Referring now to FIGS. 6A-6C, some illustrative examples of the preceding embodiments are shown, including a biologically active material 410 and a photosensitive bioactivity-adjusting material 404 disposed as a photosensitive layer that encloses the biologically active material. For purposes of clarity, a luminescent material is not depicted in these examples, but this omission is not intended to be limiting, and embodiments provide a luminescent material that is enclosed, attached, or otherwise disposed in a vicinity of the photosensitive bioactivity-adjusting material and/or the biologically active material. FIG. FIG. 6A shows an example of how a photosensitive film that responds to optical energy can rupture or perforate in at least one wavelength band (as shown by the arrows 204, labeled as wavelength?1), releasing the biologically active substance through the ruptured areas or perforated regions 600. FIG. FIG. 6B shows an example of a layer embedded with one or more porelike structures (e.g. The channel proteins are shown in a closed configuration 602. They respond to the optical energy within a certain wavelength range (as indicated by the arrow 204 with the wavelength?1) and convert into an open configuration 604. FIG. FIG. 6C shows an example of a layer with embedded photoisomerizable molecule (e.g. Photoisomerizable cholesterols or phospholipids are shown in a photosensitive layer 606 in a photosensitive first isomeric state. The molecules can be converted to a second form 608 by using optical energy within a certain wavelength range (as indicated by the arrows 204 with wavelength?1), thereby altering the diffusion or porosity of the photosensitive material. In some embodiments, the process shown in FIGS. The process depicted in FIGS. 6A-6C may be irreversible. In other embodiments, the process can be reversed as shown by the dashed line 304 that shows a reversed process. The reverse process can occur when optical energy is detected in at least a 2nd wavelength band, as indicated by label?2, or it may happen in response to an absence or reduction of optical energy within at least 1 wavelength band.

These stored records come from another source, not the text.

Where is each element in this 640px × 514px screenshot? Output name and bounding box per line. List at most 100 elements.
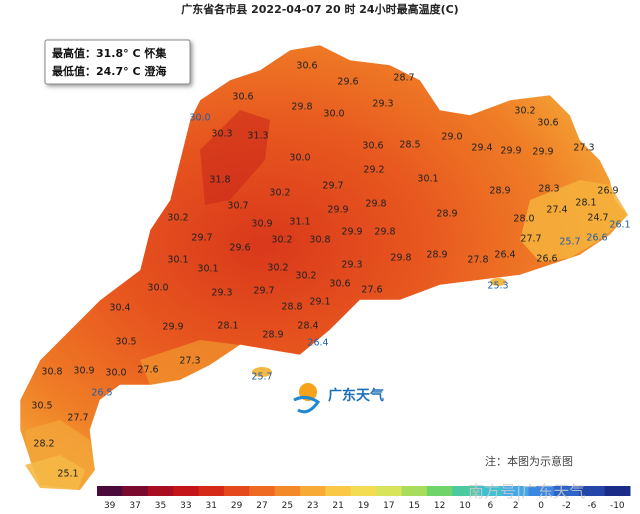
station-value: 29.4 [471, 143, 492, 154]
legend-swatch [452, 486, 479, 496]
legend-swatch [97, 486, 123, 496]
station-value: 30.2 [167, 213, 188, 224]
station-value: 28.3 [538, 184, 559, 195]
station-value: 30.0 [105, 368, 126, 379]
station-value: 29.9 [327, 205, 348, 216]
legend-label: 6 [488, 501, 494, 511]
legend-label: 19 [358, 501, 370, 511]
info-box [44, 39, 191, 85]
station-value: 29.3 [211, 288, 232, 299]
station-value: 28.9 [436, 209, 457, 220]
legend-label: 33 [180, 501, 191, 511]
station-value: 28.1 [575, 198, 596, 209]
station-value: 30.2 [514, 106, 535, 117]
station-value: 29.9 [341, 227, 362, 238]
station-value: 30.1 [197, 264, 218, 275]
legend-label: 15 [409, 501, 420, 511]
station-value: 31.8 [209, 175, 230, 186]
legend-swatch [553, 486, 580, 496]
legend-label: -10 [610, 501, 625, 511]
station-value: 26.6 [536, 254, 557, 265]
station-value: 30.2 [267, 263, 288, 274]
legend-swatch [503, 486, 529, 496]
legend-label: 39 [104, 501, 116, 511]
legend-label: 25 [282, 501, 293, 511]
station-value: 28.5 [399, 140, 420, 151]
station-value: 30.0 [189, 113, 210, 124]
station-value: 28.8 [281, 302, 302, 313]
mild-zone [25, 455, 85, 490]
station-value: 29.3 [341, 260, 362, 271]
station-value: 30.5 [115, 337, 136, 348]
station-value: 31.3 [247, 131, 268, 142]
legend-label: 37 [129, 501, 140, 511]
station-value: 29.8 [374, 227, 395, 238]
legend-swatch [579, 486, 606, 496]
station-value: 30.6 [232, 92, 253, 103]
station-value: 30.6 [537, 118, 558, 129]
island [252, 367, 272, 377]
station-value: 30.2 [271, 235, 292, 246]
station-value: 30.6 [296, 61, 317, 72]
station-value: 30.1 [417, 174, 438, 185]
logo-text: 广东天气 [328, 387, 384, 404]
station-value: 29.7 [253, 286, 274, 297]
note: 注：本图为示意图 [485, 454, 573, 468]
station-value: 29.0 [441, 132, 462, 143]
legend-swatch [477, 486, 504, 496]
station-value: 26.6 [586, 233, 607, 244]
station-value: 30.8 [309, 235, 330, 246]
station-value: 30.5 [31, 401, 52, 412]
station-value: 24.7 [587, 213, 608, 224]
legend-swatch [147, 486, 174, 496]
station-value: 29.9 [532, 147, 553, 158]
station-value: 29.7 [191, 233, 212, 244]
min-value: 最低值：24.7° C 澄海 [52, 64, 166, 78]
station-value: 28.1 [217, 321, 238, 332]
station-value: 27.3 [573, 143, 594, 154]
legend-swatch [426, 486, 453, 496]
station-value: 30.0 [289, 153, 310, 164]
legend-label: 17 [383, 501, 394, 511]
station-value: 29.2 [363, 165, 384, 176]
legend-label: 2 [513, 501, 519, 511]
station-value: 25.7 [251, 372, 272, 383]
legend-swatch [173, 486, 200, 496]
station-value: 30.4 [109, 303, 130, 314]
legend-label: -6 [587, 501, 596, 511]
station-value: 25.1 [57, 469, 78, 480]
station-value: 27.3 [179, 356, 200, 367]
station-value: 30.8 [41, 367, 62, 378]
station-value: 29.9 [162, 322, 183, 333]
warm-zone [200, 110, 270, 205]
legend-swatch [325, 486, 352, 496]
station-labels: 30.629.6 28.730.629.330.230.029.830.030.3… [31, 61, 630, 480]
station-value: 26.1 [609, 220, 630, 231]
station-value: 26.4 [494, 250, 515, 261]
station-value: 28.9 [489, 186, 510, 197]
legend-swatch [122, 486, 149, 496]
legend-swatch [274, 486, 301, 496]
station-value: 30.9 [73, 366, 94, 377]
station-value: 29.8 [390, 253, 411, 264]
station-value: 30.6 [329, 279, 350, 290]
legend-label: -2 [562, 501, 571, 511]
station-value: 27.7 [520, 234, 541, 245]
legend-label: 31 [205, 501, 216, 511]
station-value: 29.6 [337, 77, 358, 88]
station-value: 30.2 [269, 188, 290, 199]
station-value: 29.6 [229, 243, 250, 254]
station-value: 29.8 [365, 199, 386, 210]
station-value: 28.0 [513, 214, 534, 225]
station-value: 26.9 [597, 186, 618, 197]
legend-label: 0 [538, 501, 544, 511]
station-value: 27.6 [361, 285, 382, 296]
legend-swatch [198, 486, 225, 496]
legend-swatch [528, 486, 555, 496]
station-value: 27.6 [137, 365, 158, 376]
station-value: 25.3 [487, 281, 508, 292]
legend-swatch [401, 486, 428, 496]
station-value: 26.5 [91, 388, 112, 399]
station-value: 29.1 [309, 297, 330, 308]
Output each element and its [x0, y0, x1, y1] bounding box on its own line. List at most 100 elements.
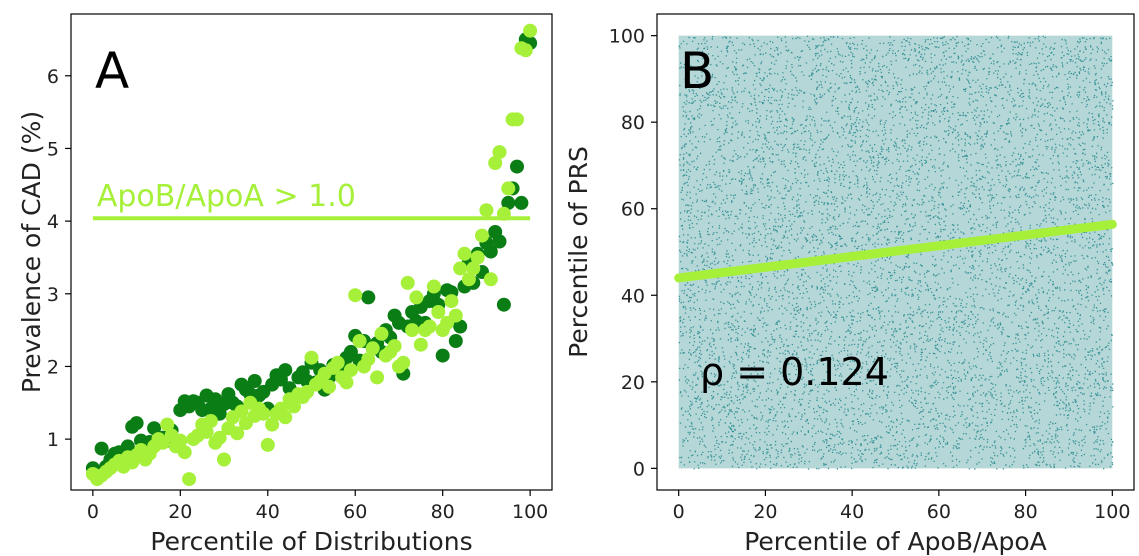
panel-a-ticks: 0 20 40 60 80 100 1 2 3 4 5 6 [47, 66, 548, 523]
panel-b-scatter-points [678, 35, 1114, 470]
panel-a-point-series-2 [199, 424, 214, 439]
panel-a: ApoB/ApoA > 1.0 A 0 20 40 60 80 100 1 2 3 4 5 6 Per… [17, 13, 553, 556]
panel-a-point-series-2 [365, 341, 380, 356]
panel-a-y-tick-label: 6 [47, 66, 59, 88]
panel-a-point-series-2 [330, 355, 345, 370]
panel-a-y-tick-label: 3 [47, 284, 59, 306]
panel-a-point-series-2 [217, 452, 231, 467]
panel-a-point-series-2 [453, 261, 468, 276]
panel-a-y-tick-label: 5 [47, 138, 59, 160]
panel-a-point-series-2 [173, 433, 188, 448]
panel-a-y-axis-label: Prevalence of CAD (%) [17, 111, 46, 393]
panel-a-point-series-1 [514, 195, 529, 210]
panel-b-y-tick-label: 80 [621, 112, 645, 134]
panel-a-x-tick-label: 0 [87, 501, 99, 523]
panel-a-point-series-1 [501, 195, 516, 210]
panel-a-point-series-2 [483, 272, 498, 287]
panel-a-letter: A [95, 42, 129, 100]
panel-a-point-series-1 [453, 319, 468, 334]
panel-b-x-tick-label: 60 [927, 501, 951, 523]
panel-a-point-series-1 [129, 416, 144, 431]
panel-a-point-series-2 [457, 246, 472, 261]
panel-a-point-series-2 [265, 417, 280, 432]
panel-a-point-series-2 [518, 43, 533, 58]
panel-a-point-series-2 [387, 339, 402, 354]
panel-b: B ρ = 0.124 0 20 40 60 80 100 0 20 40 60 80 100 Per… [564, 13, 1135, 556]
panel-a-point-series-2 [426, 279, 441, 294]
panel-a-point-series-2 [409, 290, 424, 305]
panel-a-point-series-2 [203, 414, 218, 428]
panel-a-point-series-2 [422, 319, 437, 334]
panel-a-x-tick-label: 20 [168, 501, 192, 523]
panel-a-point-series-2 [322, 379, 336, 394]
panel-a-point-series-2 [510, 112, 524, 127]
panel-a-point-series-1 [147, 421, 162, 436]
panel-a-point-series-2 [260, 437, 275, 452]
panel-b-x-tick-label: 80 [1013, 501, 1037, 523]
panel-a-point-series-2 [405, 323, 420, 338]
panel-a-point-series-1 [448, 334, 463, 348]
panel-a-point-series-2 [234, 404, 249, 419]
panel-a-point-series-2 [348, 288, 363, 303]
panel-a-point-series-2 [230, 426, 245, 441]
panel-b-y-tick-label: 60 [621, 199, 645, 221]
panel-a-point-series-2 [479, 203, 494, 218]
panel-a-point-series-2 [470, 250, 485, 265]
panel-a-point-series-1 [361, 290, 376, 305]
panel-a-x-tick-label: 100 [512, 501, 548, 523]
panel-b-x-tick-label: 20 [753, 501, 777, 523]
panel-a-point-series-2 [361, 352, 376, 367]
panel-a-point-series-1 [496, 297, 511, 312]
panel-a-x-tick-label: 80 [431, 501, 455, 523]
panel-a-y-tick-label: 1 [47, 429, 59, 451]
panel-a-point-series-1 [278, 363, 293, 378]
panel-a-point-series-2 [177, 445, 192, 460]
panel-a-point-series-1 [94, 441, 109, 456]
panel-a-point-series-2 [400, 275, 415, 290]
panel-b-x-tick-label: 0 [673, 501, 685, 523]
panel-b-y-tick-label: 40 [621, 285, 645, 307]
panel-a-point-series-1 [435, 348, 450, 363]
panel-a-point-series-1 [247, 374, 262, 388]
panel-b-y-tick-label: 20 [621, 372, 645, 394]
panel-a-points [85, 23, 538, 487]
panel-a-point-series-2 [431, 305, 446, 319]
panel-a-point-series-1 [120, 439, 135, 454]
panel-a-point-series-2 [413, 337, 428, 352]
panel-a-point-series-2 [278, 410, 293, 425]
panel-a-point-series-2 [160, 417, 175, 432]
panel-b-frame [656, 13, 1135, 491]
panel-a-point-series-2 [492, 145, 507, 160]
panel-a-y-tick-label: 2 [47, 356, 59, 378]
panel-b-ticks: 0 20 40 60 80 100 0 20 40 60 80 100 [609, 26, 1131, 523]
panel-a-point-series-2 [352, 334, 367, 348]
panel-a-point-series-2 [212, 430, 227, 445]
panel-a-point-series-2 [396, 355, 411, 370]
panel-b-y-tick-label: 0 [633, 458, 645, 480]
panel-a-point-series-1 [343, 344, 358, 359]
panel-a-point-series-1 [483, 244, 498, 259]
panel-a-point-series-2 [461, 272, 476, 287]
panel-a-point-series-2 [448, 308, 463, 323]
panel-a-point-series-2 [370, 370, 385, 385]
panel-a-point-series-2 [339, 375, 354, 390]
panel-a-threshold-label: ApoB/ApoA > 1.0 [97, 179, 356, 214]
panel-a-point-series-2 [466, 261, 481, 276]
panel-b-x-tick-label: 40 [840, 501, 864, 523]
panel-b-letter: B [680, 42, 714, 100]
panel-a-point-series-2 [475, 228, 489, 243]
panel-a-point-series-2 [343, 363, 358, 378]
panel-a-point-series-1 [510, 159, 524, 174]
panel-a-point-series-2 [287, 399, 301, 414]
panel-a-y-tick-label: 4 [47, 211, 59, 233]
panel-a-x-tick-label: 40 [256, 501, 280, 523]
panel-a-point-series-2 [256, 406, 271, 421]
panel-a-x-axis-label: Percentile of Distributions [150, 527, 472, 556]
panel-a-point-series-1 [492, 234, 507, 249]
panel-a-point-series-2 [304, 350, 319, 365]
panel-a-point-series-2 [182, 472, 197, 487]
panel-a-frame [70, 13, 553, 491]
panel-b-x-axis-label: Percentile of ApoB/ApoA [744, 527, 1047, 556]
panel-a-point-series-2 [501, 181, 516, 196]
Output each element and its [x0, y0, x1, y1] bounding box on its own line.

Treating tissue or a lesion with a biologically active photosensitive material” typically involves local irradiation of the tissue or area with optical light. The term optical light or energy is used to describe electromagnetic radiation that falls within the visible portion (e.g. having wavelengths in the range of 380 nm to 750 nm or frequencies in the range of 400 to 800 THz) as well as neighboring regions of the electromagnetic spectrum (including but not limited to far-infrared, infrared, near-infrared, near-ultraviolet, ultraviolet, and extreme-ultraviolet). The term ‘optical light’ is used. The terms ‘optical light? also encompass quantized electromagnetic radiation (i.e. Photons and other forms of non-radiative electromagnetic energy are also included (e.g. Standing waves, evanescent field, Forster resonance (FRET) energy transfer, etc.). The red and near infrared spectrum of light (the most penetrational) can penetrate up to 6mm depending on wavelength and tissue. Existing therapies are limited by the difficulty of delivering light into non-superficial regions. This is often achieved through interstitial, intravascular, or intracavitary placement of optical fibres with diffuser tips coupled to a light source. “Some embodiments provide an alternative mode of optical delivery whereby the optical light is emitted locally by a luminescent substance in response to ionizing light, which can be highly penetrational and precisely delivered to the region of interest.
Radiation that can ionize a molecule or an atom is called “ionizing radiation”. Radiation can be referred as ionizing whether it causes ionization or not in any embodiment or application of the aspects described. Ionizing radiation, for example, may have an energy that is sufficient to ionize one type of atom, but not enough to ionize another. In some embodiments, the ionizing energy may only interact with the second type of atom or molecular. “The ionizing radiation may be electromagnetic radiation, such as soft or hard x rays or gamma rays or charged particle radiation, in the form electrons or protons (e.g. carbon and neon).